Uber has announced that the entity that controls surge pricing around the country is comprised solely of high school math teachers. “Surge pricing is triggered whenever one or more person in a city is on the Uber application. Given surge regularity, we decided to utilize a group of people that excel in distributing tedious math functions that are otherwise useless in everyday life.” Said snickering Uber representative Alec Dubois-Vachon as he raised his finger with a mustache tattooed on it over his upper lip.

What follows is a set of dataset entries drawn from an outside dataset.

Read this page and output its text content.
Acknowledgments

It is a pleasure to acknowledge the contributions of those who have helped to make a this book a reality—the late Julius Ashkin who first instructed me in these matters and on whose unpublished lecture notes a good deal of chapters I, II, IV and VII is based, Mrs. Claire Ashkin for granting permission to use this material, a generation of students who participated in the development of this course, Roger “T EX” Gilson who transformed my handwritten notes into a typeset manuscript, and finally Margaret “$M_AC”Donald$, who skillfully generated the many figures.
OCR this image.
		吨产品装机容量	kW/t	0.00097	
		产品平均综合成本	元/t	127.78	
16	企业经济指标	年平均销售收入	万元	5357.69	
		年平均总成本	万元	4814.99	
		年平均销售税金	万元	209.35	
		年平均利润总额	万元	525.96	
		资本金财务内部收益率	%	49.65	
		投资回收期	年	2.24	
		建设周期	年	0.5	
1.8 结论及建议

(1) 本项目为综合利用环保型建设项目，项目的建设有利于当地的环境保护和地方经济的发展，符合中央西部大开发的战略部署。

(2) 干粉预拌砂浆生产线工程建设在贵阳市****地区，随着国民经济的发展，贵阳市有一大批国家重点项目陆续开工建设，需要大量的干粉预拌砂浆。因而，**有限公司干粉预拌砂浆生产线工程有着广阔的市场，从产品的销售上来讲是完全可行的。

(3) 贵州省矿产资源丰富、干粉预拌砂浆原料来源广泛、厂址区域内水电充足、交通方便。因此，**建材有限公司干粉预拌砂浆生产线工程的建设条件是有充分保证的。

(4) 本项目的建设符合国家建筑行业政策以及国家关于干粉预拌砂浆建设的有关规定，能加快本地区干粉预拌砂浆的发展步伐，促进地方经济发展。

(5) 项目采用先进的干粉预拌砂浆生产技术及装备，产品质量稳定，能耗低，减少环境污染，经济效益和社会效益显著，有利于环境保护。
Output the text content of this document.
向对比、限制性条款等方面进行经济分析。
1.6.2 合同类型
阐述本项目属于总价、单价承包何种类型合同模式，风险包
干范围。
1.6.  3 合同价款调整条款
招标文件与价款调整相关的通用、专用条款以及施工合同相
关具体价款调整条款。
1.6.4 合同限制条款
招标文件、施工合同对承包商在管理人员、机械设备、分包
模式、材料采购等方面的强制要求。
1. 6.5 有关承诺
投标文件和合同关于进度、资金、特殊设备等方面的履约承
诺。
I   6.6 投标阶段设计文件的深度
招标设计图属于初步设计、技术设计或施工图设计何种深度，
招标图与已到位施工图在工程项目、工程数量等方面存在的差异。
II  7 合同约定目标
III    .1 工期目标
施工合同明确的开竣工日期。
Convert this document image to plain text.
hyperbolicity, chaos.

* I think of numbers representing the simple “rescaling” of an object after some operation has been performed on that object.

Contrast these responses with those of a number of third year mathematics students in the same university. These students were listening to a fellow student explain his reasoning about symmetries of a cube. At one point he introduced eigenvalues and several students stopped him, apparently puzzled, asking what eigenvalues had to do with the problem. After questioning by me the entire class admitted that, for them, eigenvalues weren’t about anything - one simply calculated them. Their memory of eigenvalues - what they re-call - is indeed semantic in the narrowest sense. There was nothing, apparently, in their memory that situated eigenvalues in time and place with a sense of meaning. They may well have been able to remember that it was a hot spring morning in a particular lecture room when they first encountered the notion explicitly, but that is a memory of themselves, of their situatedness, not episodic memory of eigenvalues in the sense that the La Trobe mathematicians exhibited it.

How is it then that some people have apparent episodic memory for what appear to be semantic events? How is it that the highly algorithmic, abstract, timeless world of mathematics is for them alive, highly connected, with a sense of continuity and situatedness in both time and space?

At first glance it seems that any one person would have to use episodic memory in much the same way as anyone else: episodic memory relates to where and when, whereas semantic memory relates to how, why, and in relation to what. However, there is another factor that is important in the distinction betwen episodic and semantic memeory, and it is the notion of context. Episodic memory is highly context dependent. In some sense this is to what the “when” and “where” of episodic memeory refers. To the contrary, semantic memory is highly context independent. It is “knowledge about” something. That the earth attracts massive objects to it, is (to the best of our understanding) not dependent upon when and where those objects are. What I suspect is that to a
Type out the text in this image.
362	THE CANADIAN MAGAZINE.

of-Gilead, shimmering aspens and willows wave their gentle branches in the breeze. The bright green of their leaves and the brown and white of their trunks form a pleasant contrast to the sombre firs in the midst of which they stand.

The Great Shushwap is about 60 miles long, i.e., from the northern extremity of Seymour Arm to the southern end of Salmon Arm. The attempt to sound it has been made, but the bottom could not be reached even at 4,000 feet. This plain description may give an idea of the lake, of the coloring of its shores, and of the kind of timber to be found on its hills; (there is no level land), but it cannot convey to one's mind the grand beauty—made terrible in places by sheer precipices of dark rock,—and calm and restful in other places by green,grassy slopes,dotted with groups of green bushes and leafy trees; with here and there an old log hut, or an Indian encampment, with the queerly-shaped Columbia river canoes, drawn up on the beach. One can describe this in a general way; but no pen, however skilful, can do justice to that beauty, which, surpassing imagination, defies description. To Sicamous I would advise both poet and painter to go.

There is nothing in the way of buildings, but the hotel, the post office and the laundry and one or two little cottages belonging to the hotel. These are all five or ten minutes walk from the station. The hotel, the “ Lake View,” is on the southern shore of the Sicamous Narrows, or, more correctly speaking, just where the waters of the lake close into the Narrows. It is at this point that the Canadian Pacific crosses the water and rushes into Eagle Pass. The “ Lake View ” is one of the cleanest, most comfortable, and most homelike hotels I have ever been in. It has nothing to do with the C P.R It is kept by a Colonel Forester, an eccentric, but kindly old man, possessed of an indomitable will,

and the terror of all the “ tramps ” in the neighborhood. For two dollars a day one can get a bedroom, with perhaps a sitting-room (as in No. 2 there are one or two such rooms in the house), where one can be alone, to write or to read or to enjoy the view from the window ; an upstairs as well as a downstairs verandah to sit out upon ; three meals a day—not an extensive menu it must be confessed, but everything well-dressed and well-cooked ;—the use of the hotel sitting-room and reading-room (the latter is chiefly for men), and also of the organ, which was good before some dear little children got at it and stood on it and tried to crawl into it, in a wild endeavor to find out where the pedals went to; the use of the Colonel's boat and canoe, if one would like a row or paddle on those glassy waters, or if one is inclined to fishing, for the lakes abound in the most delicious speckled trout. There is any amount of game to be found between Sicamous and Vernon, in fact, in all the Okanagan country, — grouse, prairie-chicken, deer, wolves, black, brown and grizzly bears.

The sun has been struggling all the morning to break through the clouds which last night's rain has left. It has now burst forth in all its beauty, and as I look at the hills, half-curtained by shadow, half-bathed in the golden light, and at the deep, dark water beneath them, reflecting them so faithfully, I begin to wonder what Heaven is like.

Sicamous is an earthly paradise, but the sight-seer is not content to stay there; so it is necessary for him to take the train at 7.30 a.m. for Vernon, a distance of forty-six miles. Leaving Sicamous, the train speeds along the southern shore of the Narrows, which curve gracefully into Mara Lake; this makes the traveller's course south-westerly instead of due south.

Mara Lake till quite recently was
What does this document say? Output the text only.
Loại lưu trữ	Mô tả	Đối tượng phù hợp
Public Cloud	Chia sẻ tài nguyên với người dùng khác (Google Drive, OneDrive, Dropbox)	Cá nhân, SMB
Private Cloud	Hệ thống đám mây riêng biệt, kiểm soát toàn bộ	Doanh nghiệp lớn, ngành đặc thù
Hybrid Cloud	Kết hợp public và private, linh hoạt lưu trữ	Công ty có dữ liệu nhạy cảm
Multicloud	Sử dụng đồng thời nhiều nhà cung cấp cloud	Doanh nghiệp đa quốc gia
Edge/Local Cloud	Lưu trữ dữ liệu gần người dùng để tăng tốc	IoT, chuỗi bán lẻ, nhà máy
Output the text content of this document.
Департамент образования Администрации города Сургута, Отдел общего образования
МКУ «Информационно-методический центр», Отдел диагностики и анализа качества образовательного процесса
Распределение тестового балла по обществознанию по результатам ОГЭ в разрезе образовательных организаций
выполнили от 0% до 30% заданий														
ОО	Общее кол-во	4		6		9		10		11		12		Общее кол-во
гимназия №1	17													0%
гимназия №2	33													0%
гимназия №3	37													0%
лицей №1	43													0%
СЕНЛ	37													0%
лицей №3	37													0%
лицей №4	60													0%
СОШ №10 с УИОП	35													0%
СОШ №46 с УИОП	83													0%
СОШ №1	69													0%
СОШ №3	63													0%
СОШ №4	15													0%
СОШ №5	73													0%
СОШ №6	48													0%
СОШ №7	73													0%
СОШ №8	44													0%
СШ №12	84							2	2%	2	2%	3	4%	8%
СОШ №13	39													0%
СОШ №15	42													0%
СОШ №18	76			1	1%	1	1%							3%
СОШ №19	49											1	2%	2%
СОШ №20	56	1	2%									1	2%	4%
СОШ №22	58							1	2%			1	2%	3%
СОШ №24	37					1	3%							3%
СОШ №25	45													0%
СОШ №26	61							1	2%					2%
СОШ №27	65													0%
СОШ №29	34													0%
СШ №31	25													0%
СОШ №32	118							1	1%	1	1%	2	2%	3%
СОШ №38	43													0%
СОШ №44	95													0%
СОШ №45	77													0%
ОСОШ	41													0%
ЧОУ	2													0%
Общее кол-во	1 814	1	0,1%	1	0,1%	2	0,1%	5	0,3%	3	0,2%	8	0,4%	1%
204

The strategy is rooted in mental anguish and disorientation, creating confusion around whether or not an uberX with surge pricing is cheaper than a normal cab. The torment of such banal math ultimately exhausts the potential customer into settling for the marginally more expensive option. Take for example trying to get home on a temperate afternoon. First your confronted with the inexplicable surge pricing, it’s 1:00 p.m. on a Saturday and according to the map there is a hornets nest of uberX drivers waiting to swarm. While wrestling with this notion you’re bombarded with a 1.275X surge charge sending your brain into a complete tailspin.
“The attention span required to solve such a math equation is around 4 seconds, you add in the initial frustration of the mystifying surge pricing and you’re looking at 2 seconds tops before folding.” Furthered Dubois-Vachon, still hiding behind his mustache tattooed finger.
The strategy of disheartening users into a sale is yet another genius ploy by a company that can do no wrong.